Once an employee falls for the phishing email, the scammer secretly installs malware into their device to access the company email network and databases.
With unencumbered access, the scammer can log in at will to study payment schedules, vendor lists, and anything else of interest, paying close attention to emails from the CEO about payments and the CEO's schedule, which comes in handy later.
Phase Two: Grooming
Armed with research, the scammer begins an email relationship with a targeted employee. This is typically someone with the authority to make payments, such as an Accounts Payable supervisor or someone in management.
The scammer may pretend to be an employee of a trusted vendor—and may even call the targeted person on the phone to create a more legitimate façade.
Phase Three: Transfer
Once the scammer feels comfortable and establishes a relationship, they fake an email from the CEO or someone else high up in the company directing the target to make a wire transfer to the trusted vendor's account.
A typical email message might be something like:
I'm on the road but need your help processing a late payment for XYZ company. We can't afford to miss it, or our delivery will be quarantined. The link enclosed can be used for the payment.
This usually happens when the CEO is out of town, making the request challenging to verify. And the transfer link, as you might guess, is directed to the scammer's account and not the trusted vendor's.
What's more, if the transfer occurs unnoticed by anyone in the company, and many do at first, the scam continues, and the losses can quickly add up. In one of many noteworthy business email compromise cases, Toyota lost more than $35 million dollars.
Unfortunately, by the time the scam is spotted, the cybercriminal—and the company's money—is usually gone for good.
To Avoid Becoming a Victim
Fortunately, there are ways to avoid falling for a business email compromise scam. First, train your employees to verify any wire transfer request with the email sender by phone or in person, if possible.
This holds especially for employees who process payments or managers with the authority to do so.
If they call the number provided in the scammer's email, they may be connected with someone in on the scam, so a best practice is to use the phone number you have on file for the vendor who's being impersonated.

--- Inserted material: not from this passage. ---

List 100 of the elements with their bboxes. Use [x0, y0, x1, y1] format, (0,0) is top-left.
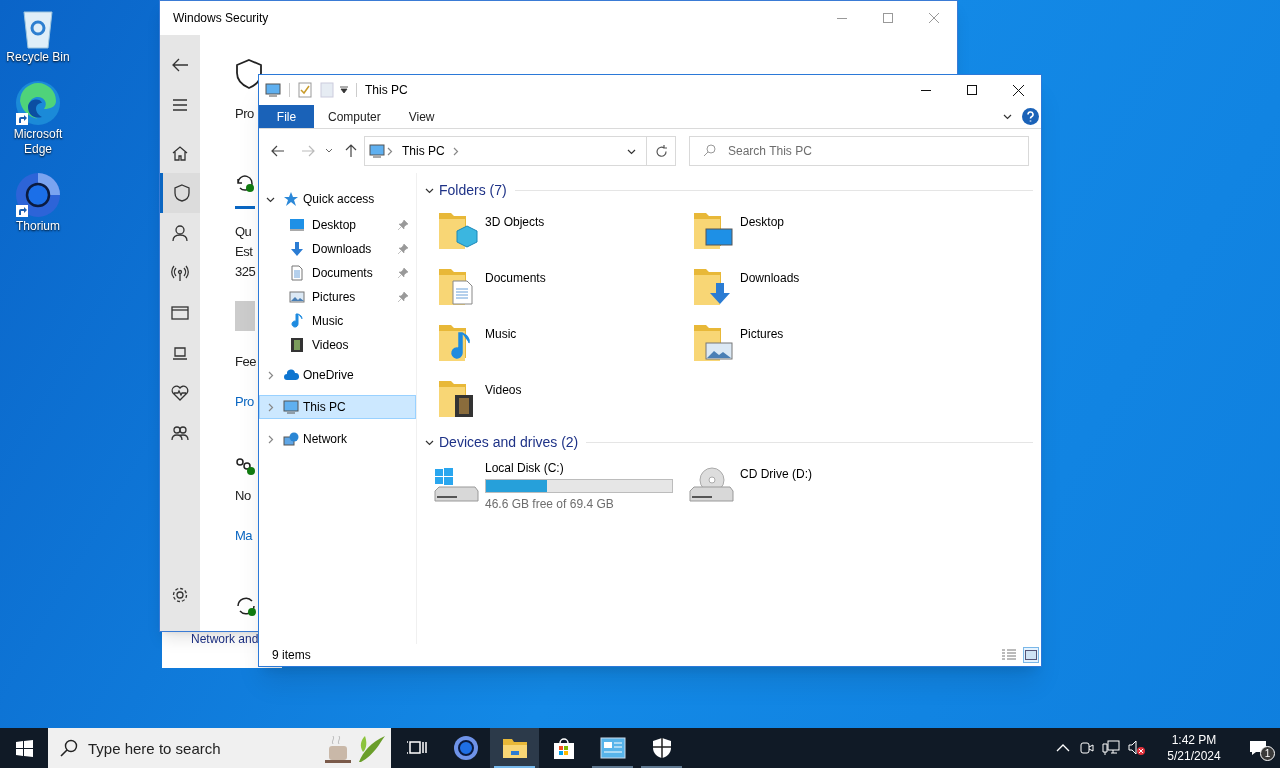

In addition, be wary of new wire transfer instructions or routing requests that appear from out of nowhere. They may be a trick and are typically prefaced with messages from scammers, such as "Hi, I'm a new representative at XYZ bank and have taken the place of your account contact who's left the company…."
Beyond the messaging, carefully check any wire requests for slight changes in email addresses or different account numbers than the ones you're accustomed to dealing with. These are obvious red flags and sure signs of a scam.
Verify any suspicious requests with internal partners, such as the finance team. And always go through proper channels.
Above all, if a request doesn't feel right or your employees have any suspicions that an email may be fake, advise them to err on the side of caution and notify management.
As an added security measure, consider information security awareness training that helps your employees identify signs of phishing. A search online of the term 'phishing awareness training' or 'information security training' provides a variety of vendor options.